If you explore the wave for any longer than a minute, you’ll find “The Wave Slot”, a teeny little “slot canyon”-esque section (read: it’s a thin section between walls) of the formation with darker sandstone. That should have been my first clue. But I was simply fascinated with the endless compositions, and didn’t really realize what I was seeing.
But the Wave wasn’t enough. We had a list of things to see in Coyote Buttes beyond just the Wave. So we took our photos, ate our lunch, enjoyed the view, and made our way out to the less-populated places of the area.
And that was when things got weird. Really surreal; Dr. Seuss-meets-Salvador Dali odd. As we climbed higher up the butte, the landscape below began to show us just how funky it was. Have you ever been to Devils Postpile? Pretty cool, right? Hexagonal columns of basalt, fascinating from the ground; but get on top of the formation and it’s like being on a turtle’s back, the shapes simply etched into the rock at your feet, hexagons and hexagons and hexagons.
Well, sandstone can do that too, apparently. It’s all lumpy and not as clearly defined as most columnar basalt, but the shapes are there.

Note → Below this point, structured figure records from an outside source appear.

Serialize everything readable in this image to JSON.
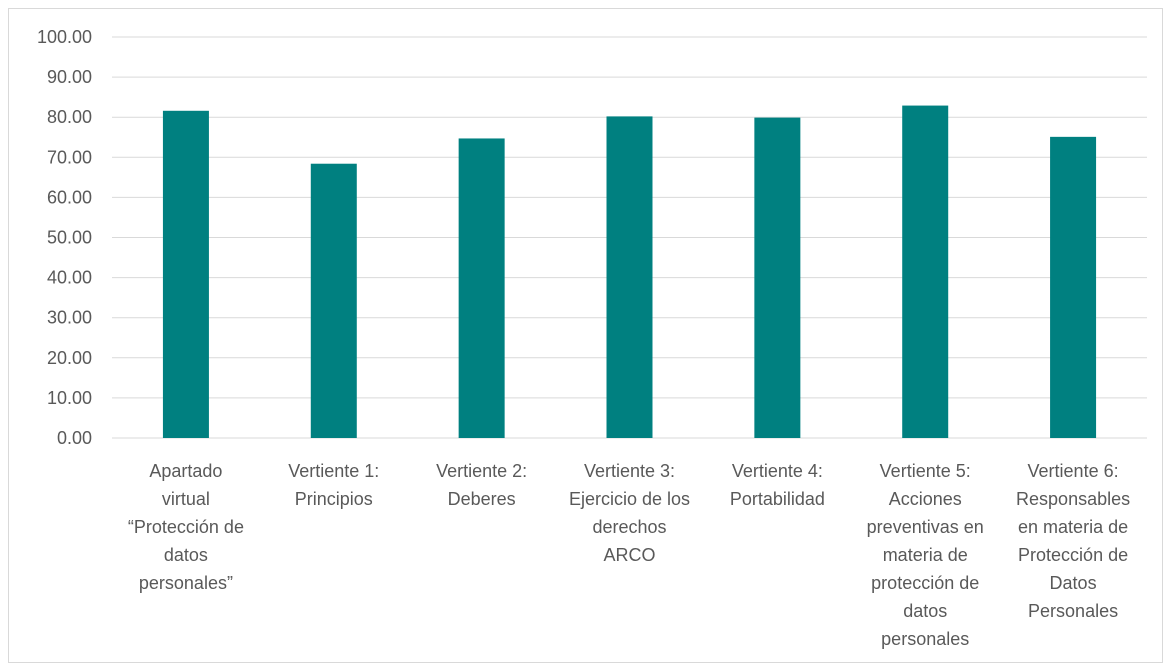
{
  "chart_data": {
    "type": "bar",
    "title": "",
    "xlabel": "",
    "ylabel": "",
    "ylim": [
      0,
      100
    ],
    "yticks": [
      "0.00",
      "10.00",
      "20.00",
      "30.00",
      "40.00",
      "50.00",
      "60.00",
      "70.00",
      "80.00",
      "90.00",
      "100.00"
    ],
    "categories": [
      [
        "Apartado",
        "virtual",
        "“Protección de",
        "datos",
        "personales”"
      ],
      [
        "Vertiente 1:",
        "Principios"
      ],
      [
        "Vertiente 2:",
        "Deberes"
      ],
      [
        "Vertiente 3:",
        "Ejercicio de los",
        "derechos",
        "ARCO"
      ],
      [
        "Vertiente 4:",
        "Portabilidad"
      ],
      [
        "Vertiente 5:",
        "Acciones",
        "preventivas en",
        "materia de",
        "protección de",
        "datos",
        "personales"
      ],
      [
        "Vertiente 6:",
        "Responsables",
        "en materia de",
        "Protección de",
        "Datos",
        "Personales"
      ]
    ],
    "values": [
      81.6,
      68.4,
      74.7,
      80.2,
      79.9,
      82.9,
      75.1
    ],
    "grid": true,
    "legend": "none",
    "bar_color": "#008080"
  }
}
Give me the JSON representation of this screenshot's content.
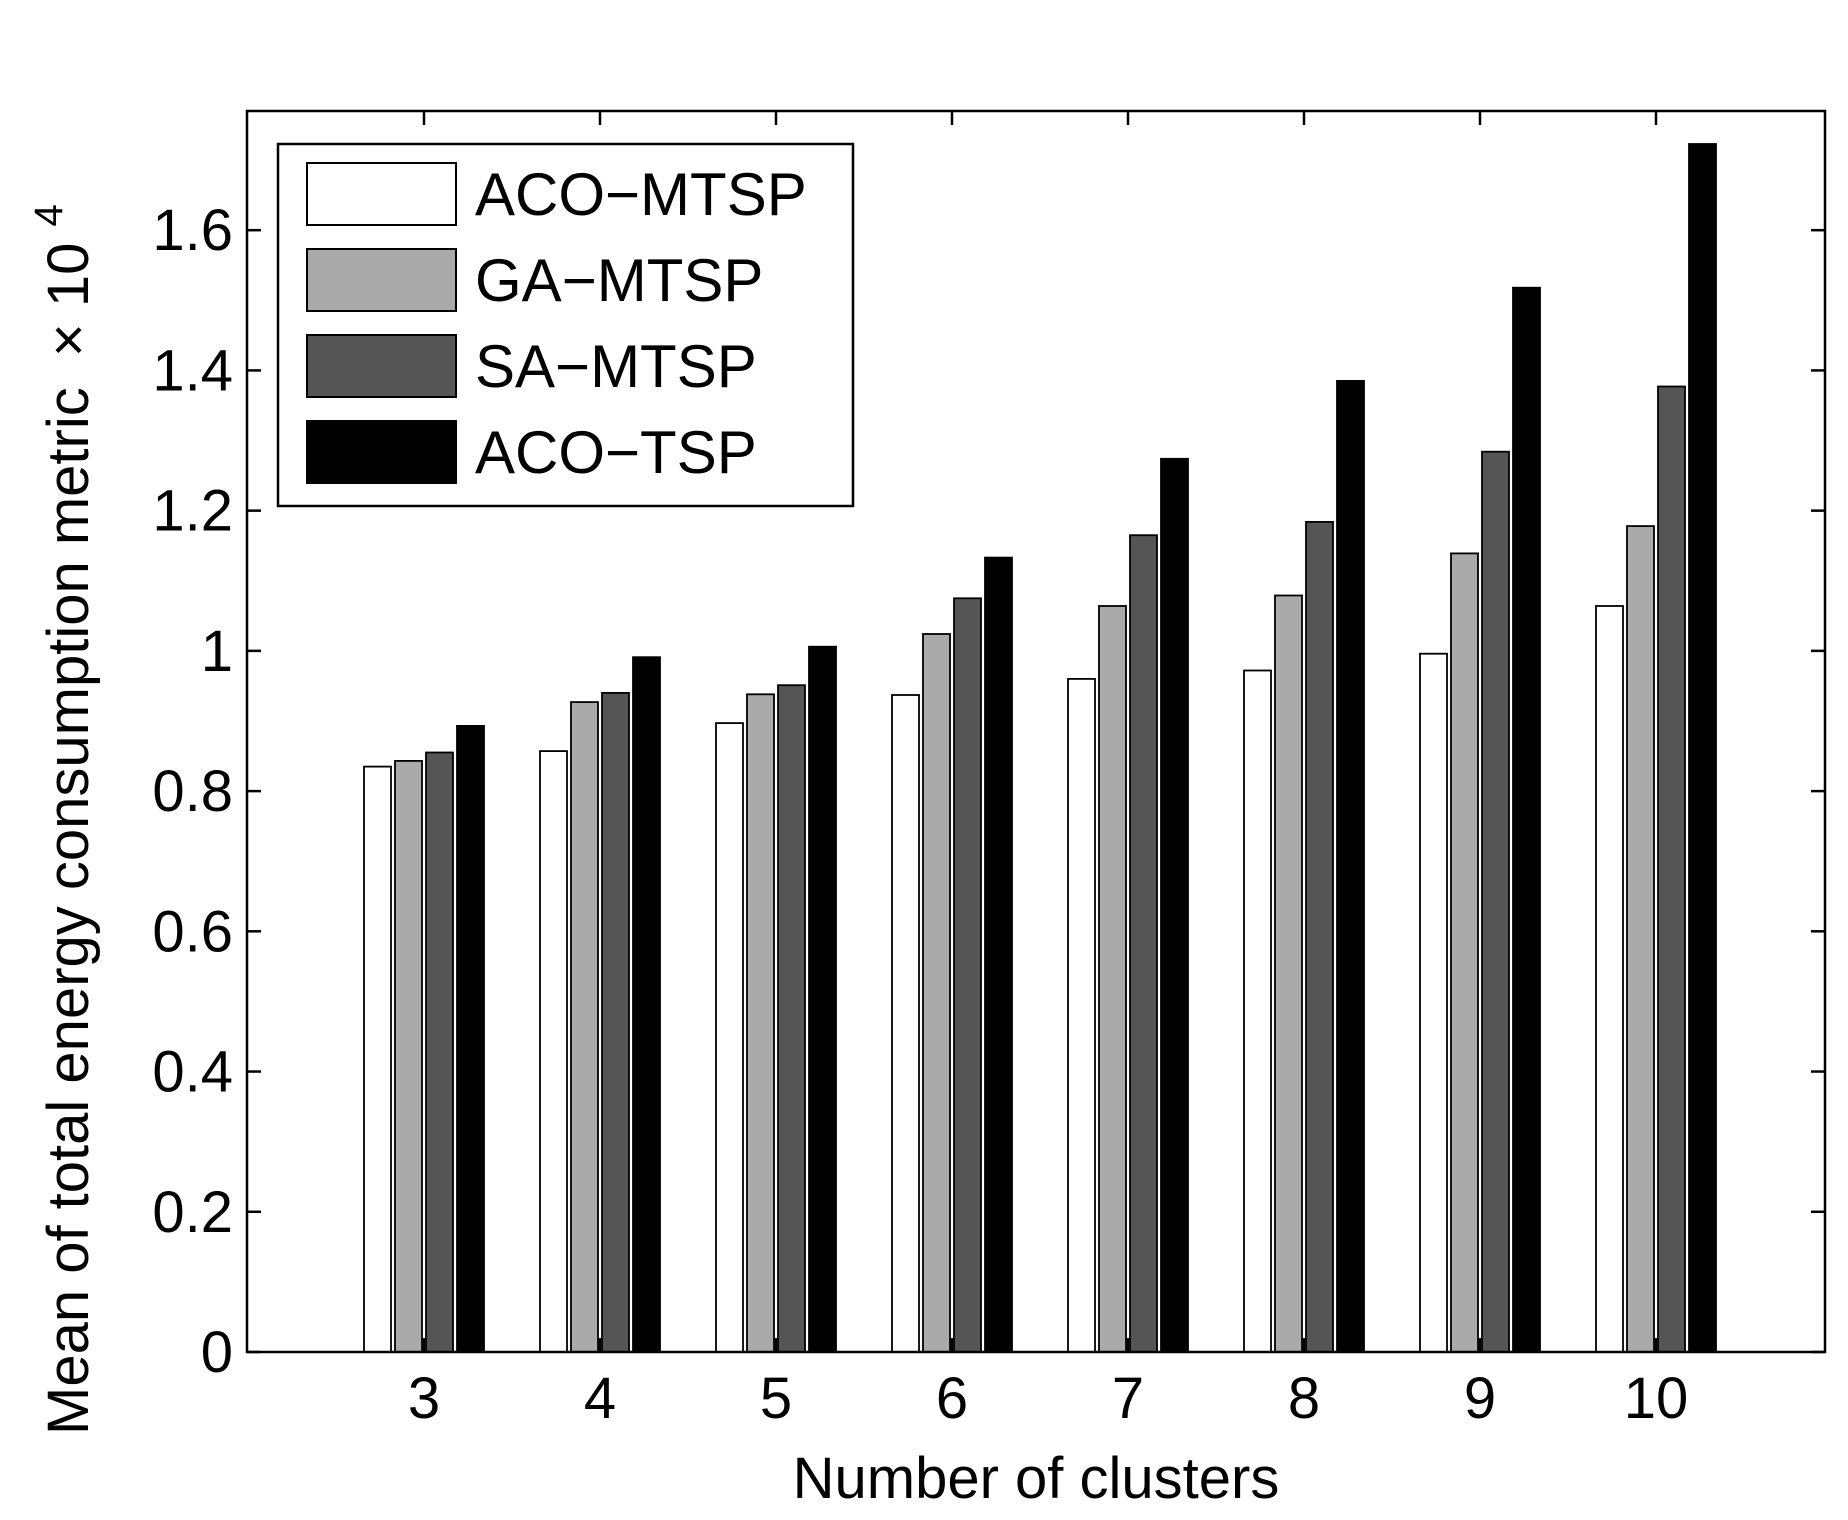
{
  "chart_data": {
    "type": "bar",
    "xlabel": "Number of clusters",
    "ylabel": "Mean of total energy consumption metric",
    "ylabel_multiplier": "× 10",
    "ylabel_exponent": "4",
    "categories": [
      "3",
      "4",
      "5",
      "6",
      "7",
      "8",
      "9",
      "10"
    ],
    "ylim": [
      0,
      1.77
    ],
    "yticks": [
      0,
      0.2,
      0.4,
      0.6,
      0.8,
      1,
      1.2,
      1.4,
      1.6
    ],
    "ytick_labels": [
      "0",
      "0.2",
      "0.4",
      "0.6",
      "0.8",
      "1",
      "1.2",
      "1.4",
      "1.6"
    ],
    "grid": false,
    "legend_position": "top-left",
    "series": [
      {
        "name": "ACO−MTSP",
        "color": "#ffffff",
        "values": [
          0.835,
          0.857,
          0.897,
          0.937,
          0.96,
          0.972,
          0.996,
          1.064
        ]
      },
      {
        "name": "GA−MTSP",
        "color": "#aaaaaa",
        "values": [
          0.843,
          0.927,
          0.938,
          1.024,
          1.064,
          1.079,
          1.139,
          1.178
        ]
      },
      {
        "name": "SA−MTSP",
        "color": "#555555",
        "values": [
          0.855,
          0.94,
          0.951,
          1.075,
          1.165,
          1.184,
          1.284,
          1.377
        ]
      },
      {
        "name": "ACO−TSP",
        "color": "#000000",
        "values": [
          0.893,
          0.991,
          1.006,
          1.133,
          1.274,
          1.385,
          1.518,
          1.723
        ]
      }
    ]
  }
}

And then I really started to see the colours. Yeah, we saw the colours at the Wave, but that was a very close and concentrated view. From above, the landscape was rife with colours. Creamy and saturated, soft and hard, I could think of a hundred adjectives for the colours of the sandstone I saw in the landscape below us. And after some time of being up close, I finally began to notice the details.
At our third location for the day, I noticed the sandstone was freckled. Moreover, though, it was not just striped along its layers—the small ridged sections where erosion gets a little chunky—but striped through the layers, and I got really confused. Don’t clear up this mystery for me, though, because I’ll just revel in its beauty.
Somewhere between our fifth and sixth location for the day, I must have suffered some sort of subconscious overload. After snapping several art shots, marveling at the dark purple splotches in the sandstone, I caught up to my husband and burst out incredulously, “Mother Nature was tripping balls when she made this place. I feel like I’m walking on tie-dye! THE GROUND IS TIE-DYED. WHAT.”
And things only continued in the strange vein the next day. In the second section the colours were even more obnoxiously mixed, three, four, five colours packed together in a small one-foot section of sandstone, swirls through layers going crazy. Dark purple tinged with vibrant orange, a smouldering coal jutting out from the wall; pastel pinks and oranges and yellows snaking around each other while all I could think was, “Oh, the places you’ll go.”
So what is the colour of sandstone?
Let’s be real; it’s just a pigment of the imagination. Because it’s all brown. But I swear it was purple. It was creamsicle orange. It was peach and pink; it was a live coal; it was rust; raspberry; boysenberry; lemon, banana, it was eye candy to an extreme.
And don’t even get me started on the texture.